Aurelia extendió la mano y tomó la de su hija, acariciándola con ternura:

–Tú nunca serás «normal», pequeña –señaló–. Al menos, lo que la gente entiende por «normal»… –Suspiró profundamente–. Está mal que tu propia madre lo diga, pero es cierto: Tú eres «distinta» desde el momento en que te concebí. –Jugueteó con sus dedos como si estuviera comprobando que no le faltaba ninguno–. Nunca quise contártelo para que no aumentara tu confusión, pero quizá sea mejor que lo sepas… –Sonrió a sus recuerdos–. Aquel verano habíamos ido a pasar unos días a Isla de Lobos porque tu padre iba a emprender un largo viaje a los «calderos» de Mauritania, y la última noche, con luna llena y un calor asfixiante, nos bañamos en la laguna.
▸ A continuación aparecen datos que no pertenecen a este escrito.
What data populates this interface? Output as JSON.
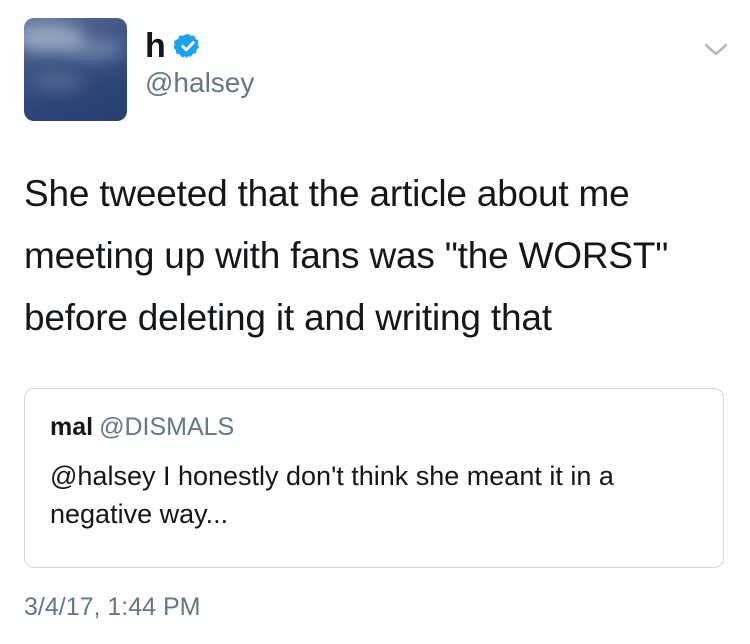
{
  "author": {
    "display_name": "h",
    "handle": "@halsey",
    "avatar_icon": "sky-avatar",
    "verified_icon": "verified-badge-icon"
  },
  "tweet": {
    "text": "She tweeted that the article about me meeting up with fans was \"the WORST\" before deleting it and writing that",
    "timestamp": "3/4/17, 1:44 PM"
  },
  "quoted_tweet": {
    "display_name": "mal",
    "handle": "@DISMALS",
    "text": "@halsey I honestly don't think she meant it in a negative way..."
  },
  "menu": {
    "icon": "chevron-down-icon"
  },
  "colors": {
    "text": "#14171a",
    "secondary_text": "#657786",
    "verified_blue": "#1da1f2",
    "border": "#d0d6db",
    "chevron": "#aab8c2"
  }
}
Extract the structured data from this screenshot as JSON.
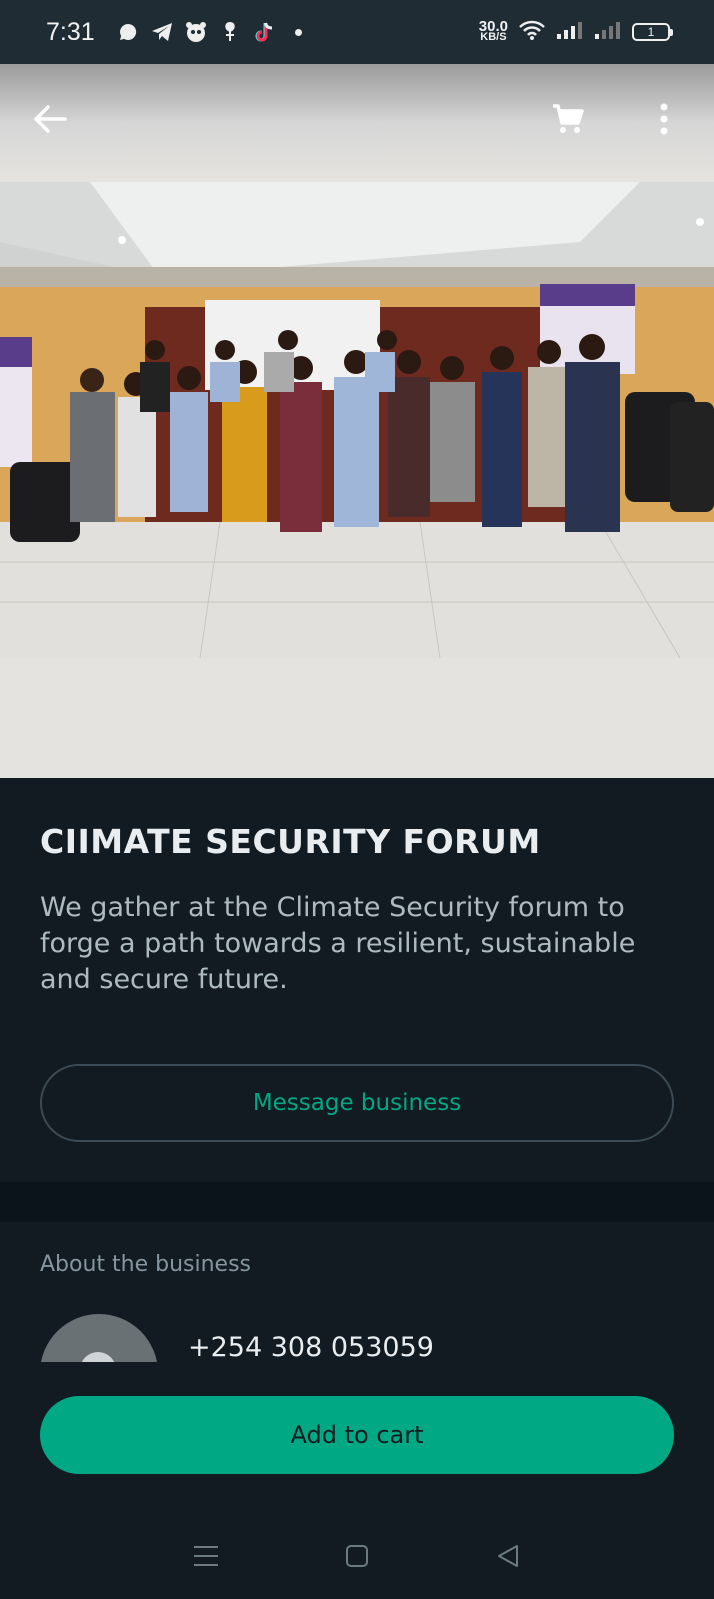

La marea estaba alta, el agua nos llegaba al pecho, y allí, sobre aquella arena blanca y dentro de aquel agua tibia y transparente, hicimos el amor. –Su voz cambió de tono y se hizo más densa, más plena de matices–. Y cuando más hermoso era todo, millones de pececillos entraron por la bocaina y nos rodearon saltando, acariciándonos las piernas y lanzando a la luz de la luna destellos plateados. Fue algo tan irreal, fantasmagórico y hermoso, que en ese mismo momento tuve el convencimiento de que había quedado embarazada y traería al mundo una criatura diferente.

–¡Pues qué gracia!

–¡No debes lamentarlo, hija! No debes lamentarlo. Por pesada que se te antoje la carga de ser «distinta», mucho más pesado resulta el hecho de ser «común». El mundo está repleto de gente hastiada de una existencia que en nada se diferencia a la de cuantos los rodean y darían años de su vida porque algo los distinguiese de los demás.

–Hay muchas formas de distinguirse, y la mía resulta demasiado amarga, porque cada vez que conozco a alguien me pregunto qué clase de daño voy a causarle.
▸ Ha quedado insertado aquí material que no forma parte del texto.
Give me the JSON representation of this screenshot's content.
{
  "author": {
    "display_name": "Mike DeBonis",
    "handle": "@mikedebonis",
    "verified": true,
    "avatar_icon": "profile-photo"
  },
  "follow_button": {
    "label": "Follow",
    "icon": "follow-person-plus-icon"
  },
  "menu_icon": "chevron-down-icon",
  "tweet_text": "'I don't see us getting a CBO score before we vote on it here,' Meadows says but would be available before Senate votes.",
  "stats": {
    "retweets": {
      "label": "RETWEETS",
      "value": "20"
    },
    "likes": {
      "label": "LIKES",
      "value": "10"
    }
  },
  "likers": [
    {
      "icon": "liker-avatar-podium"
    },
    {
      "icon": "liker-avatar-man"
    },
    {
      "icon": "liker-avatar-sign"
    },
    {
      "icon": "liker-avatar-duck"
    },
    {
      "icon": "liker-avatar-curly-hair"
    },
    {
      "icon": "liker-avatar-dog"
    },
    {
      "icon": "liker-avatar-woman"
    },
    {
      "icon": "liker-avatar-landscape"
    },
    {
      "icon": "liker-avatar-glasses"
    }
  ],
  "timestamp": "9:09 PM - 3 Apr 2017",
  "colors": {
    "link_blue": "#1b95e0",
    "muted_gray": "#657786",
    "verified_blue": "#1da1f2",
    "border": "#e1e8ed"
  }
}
–No es tu intención causar ese daño. Jamás has incitado a ningún hombre, y si pierden la cabeza no eres responsable por lo que les ocurra. Es como si una joya se sintiera culpable porque alguien quisiera robarla.

–¡Mamá! –protestó su hija–. ¡Vaya comparación…! Lo lógico es que una muchacha guste a los hombres y pretendan acostarse con ella… –Negó con la cabeza repetidas veces como si le costara un gran esfuerzo aceptarlo–. Lo que no resulta lógico es que todo el que lo intente conmigo acabe mal.
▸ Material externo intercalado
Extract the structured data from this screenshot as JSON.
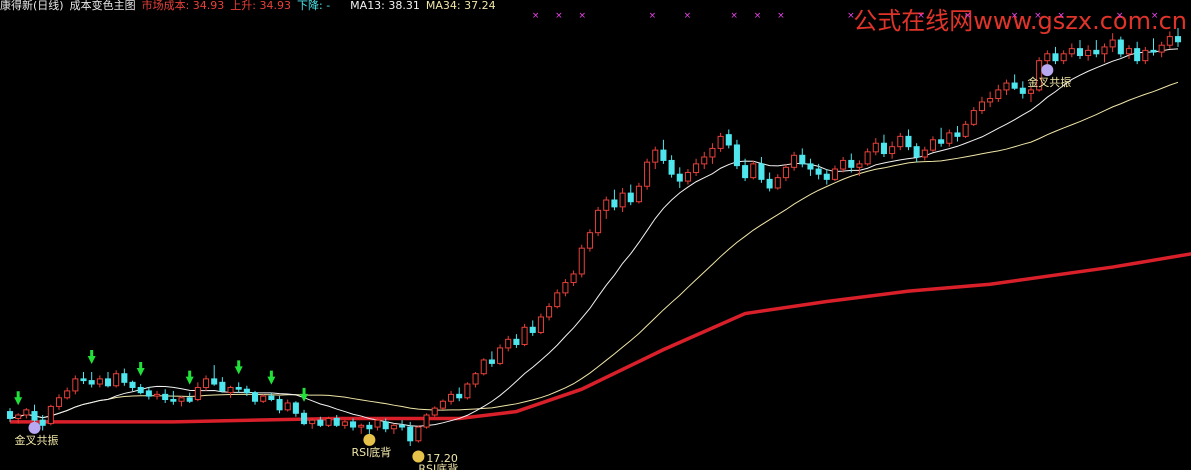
{
  "header": {
    "title": "康得新(日线)",
    "indicator_name": "成本变色主图",
    "market_cost": "市场成本: 34.93",
    "rise": "上升: 34.93",
    "fall": "下降: -",
    "ma13": "MA13: 38.31",
    "ma34": "MA34: 37.24"
  },
  "watermark": "公式在线网www.gszx.com.cn",
  "colors": {
    "background": "#000000",
    "up_candle": "#e8403a",
    "down_candle": "#4fe6ee",
    "ma13": "#f2f2f2",
    "ma34": "#f0e6a8",
    "cost_line": "#d9202a",
    "arrow": "#22e03a",
    "marker": "#ee44ee",
    "signal_text": "#f0e6a8"
  },
  "chart_data": {
    "type": "candlestick",
    "title": "康得新(日线)",
    "visible_y_range": [
      16.5,
      41.5
    ],
    "legend_values": {
      "market_cost": 34.93,
      "rise": 34.93,
      "fall": null,
      "ma13": 38.31,
      "ma34": 37.24
    },
    "cost_line_approx": [
      [
        0,
        18.6
      ],
      [
        20,
        18.6
      ],
      [
        40,
        18.8
      ],
      [
        55,
        18.8
      ],
      [
        62,
        19.2
      ],
      [
        70,
        20.5
      ],
      [
        80,
        22.8
      ],
      [
        90,
        24.9
      ],
      [
        100,
        25.6
      ],
      [
        110,
        26.2
      ],
      [
        120,
        26.6
      ],
      [
        135,
        27.6
      ],
      [
        145,
        28.4
      ],
      [
        155,
        29.6
      ],
      [
        165,
        30.5
      ],
      [
        173,
        31.0
      ]
    ],
    "signals": [
      {
        "label": "金叉共振",
        "index": 3
      },
      {
        "label": "RSI底背",
        "index": 44
      },
      {
        "label": "RSI底背",
        "index": 50
      },
      {
        "label": "金叉共振",
        "index": 127
      }
    ],
    "price_label": {
      "text": "17.20",
      "value": 17.2,
      "index": 50
    },
    "ohlc": [
      [
        19.2,
        19.4,
        18.6,
        18.8
      ],
      [
        18.8,
        19.1,
        18.5,
        19.0
      ],
      [
        19.0,
        19.4,
        18.8,
        19.3
      ],
      [
        19.2,
        19.6,
        18.6,
        18.7
      ],
      [
        18.7,
        19.0,
        18.1,
        18.4
      ],
      [
        18.5,
        19.6,
        18.4,
        19.5
      ],
      [
        19.5,
        20.2,
        19.3,
        20.0
      ],
      [
        20.0,
        20.6,
        19.9,
        20.4
      ],
      [
        20.4,
        21.3,
        20.2,
        21.1
      ],
      [
        21.1,
        21.5,
        20.8,
        21.0
      ],
      [
        21.0,
        21.5,
        20.6,
        20.8
      ],
      [
        20.8,
        21.3,
        20.6,
        21.1
      ],
      [
        21.1,
        21.5,
        20.6,
        20.7
      ],
      [
        20.7,
        21.6,
        20.6,
        21.4
      ],
      [
        21.4,
        21.7,
        20.7,
        20.9
      ],
      [
        20.9,
        21.0,
        20.4,
        20.6
      ],
      [
        20.6,
        20.8,
        20.2,
        20.3
      ],
      [
        20.4,
        20.6,
        19.9,
        20.1
      ],
      [
        20.1,
        20.4,
        19.9,
        20.2
      ],
      [
        20.2,
        20.5,
        19.7,
        19.9
      ],
      [
        19.9,
        20.4,
        19.6,
        19.8
      ],
      [
        19.8,
        20.1,
        19.5,
        20.0
      ],
      [
        20.0,
        20.3,
        19.7,
        19.8
      ],
      [
        19.9,
        20.9,
        19.8,
        20.6
      ],
      [
        20.6,
        21.3,
        20.4,
        21.1
      ],
      [
        21.1,
        21.9,
        20.7,
        20.8
      ],
      [
        20.9,
        21.2,
        20.3,
        20.4
      ],
      [
        20.3,
        20.7,
        20.0,
        20.6
      ],
      [
        20.6,
        20.9,
        20.3,
        20.5
      ],
      [
        20.5,
        20.7,
        20.1,
        20.3
      ],
      [
        20.3,
        20.4,
        19.6,
        19.8
      ],
      [
        19.8,
        20.2,
        19.7,
        20.1
      ],
      [
        20.1,
        20.3,
        19.8,
        19.9
      ],
      [
        19.9,
        20.1,
        19.1,
        19.3
      ],
      [
        19.3,
        19.9,
        19.2,
        19.7
      ],
      [
        19.7,
        19.8,
        18.9,
        19.1
      ],
      [
        19.1,
        19.3,
        18.4,
        18.5
      ],
      [
        18.5,
        18.8,
        18.2,
        18.7
      ],
      [
        18.7,
        18.9,
        18.3,
        18.4
      ],
      [
        18.4,
        18.9,
        18.3,
        18.8
      ],
      [
        18.8,
        19.0,
        18.3,
        18.4
      ],
      [
        18.4,
        18.7,
        18.2,
        18.6
      ],
      [
        18.6,
        18.8,
        18.1,
        18.3
      ],
      [
        18.3,
        18.5,
        17.9,
        18.4
      ],
      [
        18.4,
        18.6,
        17.9,
        18.2
      ],
      [
        18.3,
        18.8,
        18.1,
        18.7
      ],
      [
        18.6,
        18.8,
        18.0,
        18.2
      ],
      [
        18.2,
        18.5,
        17.9,
        18.4
      ],
      [
        18.4,
        18.7,
        18.1,
        18.3
      ],
      [
        18.3,
        18.6,
        17.2,
        17.5
      ],
      [
        17.5,
        18.4,
        17.4,
        18.3
      ],
      [
        18.3,
        19.1,
        18.2,
        19.0
      ],
      [
        19.0,
        19.5,
        18.9,
        19.4
      ],
      [
        19.4,
        19.9,
        19.3,
        19.8
      ],
      [
        19.8,
        20.4,
        19.6,
        20.2
      ],
      [
        20.2,
        20.6,
        19.8,
        20.0
      ],
      [
        20.0,
        20.9,
        19.9,
        20.8
      ],
      [
        20.8,
        21.5,
        20.6,
        21.4
      ],
      [
        21.4,
        22.3,
        21.3,
        22.2
      ],
      [
        22.2,
        22.7,
        21.8,
        22.0
      ],
      [
        22.0,
        23.1,
        21.9,
        22.9
      ],
      [
        22.9,
        23.6,
        22.7,
        23.4
      ],
      [
        23.4,
        23.7,
        22.9,
        23.1
      ],
      [
        23.1,
        24.3,
        23.0,
        24.1
      ],
      [
        24.1,
        24.5,
        23.6,
        23.8
      ],
      [
        23.8,
        24.9,
        23.7,
        24.7
      ],
      [
        24.7,
        25.5,
        24.5,
        25.3
      ],
      [
        25.3,
        26.3,
        25.2,
        26.1
      ],
      [
        26.1,
        26.9,
        25.9,
        26.7
      ],
      [
        26.7,
        27.4,
        26.5,
        27.2
      ],
      [
        27.2,
        28.9,
        27.0,
        28.7
      ],
      [
        28.7,
        29.8,
        28.5,
        29.6
      ],
      [
        29.6,
        31.1,
        29.4,
        30.9
      ],
      [
        30.9,
        31.7,
        30.4,
        31.5
      ],
      [
        31.5,
        32.1,
        30.9,
        31.1
      ],
      [
        31.1,
        32.2,
        30.8,
        31.9
      ],
      [
        31.9,
        32.4,
        31.2,
        31.4
      ],
      [
        31.4,
        32.5,
        31.3,
        32.3
      ],
      [
        32.3,
        33.9,
        32.1,
        33.7
      ],
      [
        33.7,
        34.6,
        33.3,
        34.4
      ],
      [
        34.4,
        35.0,
        33.6,
        33.8
      ],
      [
        33.8,
        34.1,
        32.8,
        33.0
      ],
      [
        33.0,
        33.4,
        32.2,
        32.6
      ],
      [
        32.6,
        33.3,
        32.4,
        33.1
      ],
      [
        33.1,
        33.9,
        32.9,
        33.6
      ],
      [
        33.6,
        34.3,
        33.3,
        34.0
      ],
      [
        34.0,
        34.8,
        33.6,
        34.5
      ],
      [
        34.5,
        35.4,
        34.3,
        35.2
      ],
      [
        35.3,
        35.6,
        34.5,
        34.7
      ],
      [
        34.7,
        35.0,
        33.3,
        33.5
      ],
      [
        33.5,
        33.9,
        32.6,
        32.8
      ],
      [
        32.8,
        33.8,
        32.7,
        33.6
      ],
      [
        33.6,
        34.0,
        32.5,
        32.7
      ],
      [
        32.7,
        33.1,
        32.0,
        32.2
      ],
      [
        32.2,
        33.0,
        32.1,
        32.8
      ],
      [
        32.8,
        33.6,
        32.6,
        33.4
      ],
      [
        33.4,
        34.3,
        33.2,
        34.1
      ],
      [
        34.1,
        34.5,
        33.4,
        33.6
      ],
      [
        33.6,
        33.9,
        32.9,
        33.3
      ],
      [
        33.3,
        33.6,
        32.7,
        33.0
      ],
      [
        33.0,
        33.3,
        32.4,
        32.7
      ],
      [
        32.7,
        33.5,
        32.6,
        33.3
      ],
      [
        33.3,
        34.0,
        33.1,
        33.8
      ],
      [
        33.8,
        34.2,
        33.1,
        33.4
      ],
      [
        33.4,
        33.8,
        32.9,
        33.6
      ],
      [
        33.6,
        34.5,
        33.5,
        34.3
      ],
      [
        34.3,
        35.1,
        34.1,
        34.8
      ],
      [
        34.8,
        35.3,
        34.0,
        34.2
      ],
      [
        34.2,
        34.9,
        33.9,
        34.6
      ],
      [
        34.6,
        35.4,
        34.4,
        35.2
      ],
      [
        35.2,
        35.6,
        34.4,
        34.6
      ],
      [
        34.6,
        34.8,
        33.7,
        34.0
      ],
      [
        34.0,
        34.6,
        33.8,
        34.4
      ],
      [
        34.4,
        35.2,
        34.3,
        35.0
      ],
      [
        35.0,
        35.7,
        34.6,
        34.8
      ],
      [
        34.8,
        35.6,
        34.6,
        35.4
      ],
      [
        35.4,
        35.8,
        34.9,
        35.2
      ],
      [
        35.2,
        36.1,
        35.1,
        35.9
      ],
      [
        35.9,
        36.9,
        35.8,
        36.7
      ],
      [
        36.7,
        37.5,
        36.5,
        37.2
      ],
      [
        37.2,
        37.8,
        36.9,
        37.4
      ],
      [
        37.4,
        38.2,
        37.2,
        37.9
      ],
      [
        37.9,
        38.5,
        37.6,
        38.3
      ],
      [
        38.3,
        38.8,
        37.9,
        38.0
      ],
      [
        38.0,
        38.4,
        37.4,
        37.7
      ],
      [
        37.7,
        38.1,
        37.2,
        37.9
      ],
      [
        37.9,
        39.8,
        37.8,
        39.6
      ],
      [
        39.6,
        40.2,
        39.4,
        40.0
      ],
      [
        40.0,
        40.4,
        39.4,
        39.6
      ],
      [
        39.6,
        40.2,
        39.4,
        40.0
      ],
      [
        40.0,
        40.6,
        39.8,
        40.3
      ],
      [
        40.3,
        40.8,
        39.7,
        39.9
      ],
      [
        39.9,
        40.5,
        39.6,
        40.2
      ],
      [
        40.2,
        40.8,
        39.8,
        40.0
      ],
      [
        40.0,
        40.6,
        39.5,
        40.4
      ],
      [
        40.4,
        41.2,
        40.1,
        40.8
      ],
      [
        40.8,
        41.0,
        39.8,
        40.0
      ],
      [
        40.0,
        40.5,
        39.7,
        40.3
      ],
      [
        40.3,
        40.7,
        39.4,
        39.6
      ],
      [
        39.6,
        40.4,
        39.4,
        40.2
      ],
      [
        40.2,
        40.9,
        39.9,
        40.1
      ],
      [
        40.1,
        40.7,
        39.8,
        40.5
      ],
      [
        40.5,
        41.3,
        40.3,
        41.0
      ],
      [
        41.0,
        41.5,
        40.4,
        40.7
      ]
    ]
  }
}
–Eso es exagerado. La mitad de los muchachos de Lanzarote lo intentaron, y salvo al que quiso emplear la violencia, a los demás no les ocurrió nada. Pronto o tarde aparecerá un hombre que te guste y con el que te casarás. Los demás no son tu problema, porque si quisieras contentarlos a todos no podrías levantarte nunca de la cama.

–¿Y cuándo aparecerá ese hombre?

–Cuando menos lo esperes, hija. Cuando menos lo esperes. Yo estaba sentada en una playa estudiando Derecho Romano cuando alcé la cabeza y me dije: «¡Qué bestia es ese tipo sacando la barca del agua!». –Sonrió como burlándose de sí misma–. Luego añadí: «Qué bestia y qué alto»; «qué bestia, qué alto y qué guapo». Y a partir de ese momento cambié el Derecho Romano por la cocina, y te juro que durante un cuarto de siglo fui la mujer más feliz del mundo. A ti te ocurrirá lo mismo.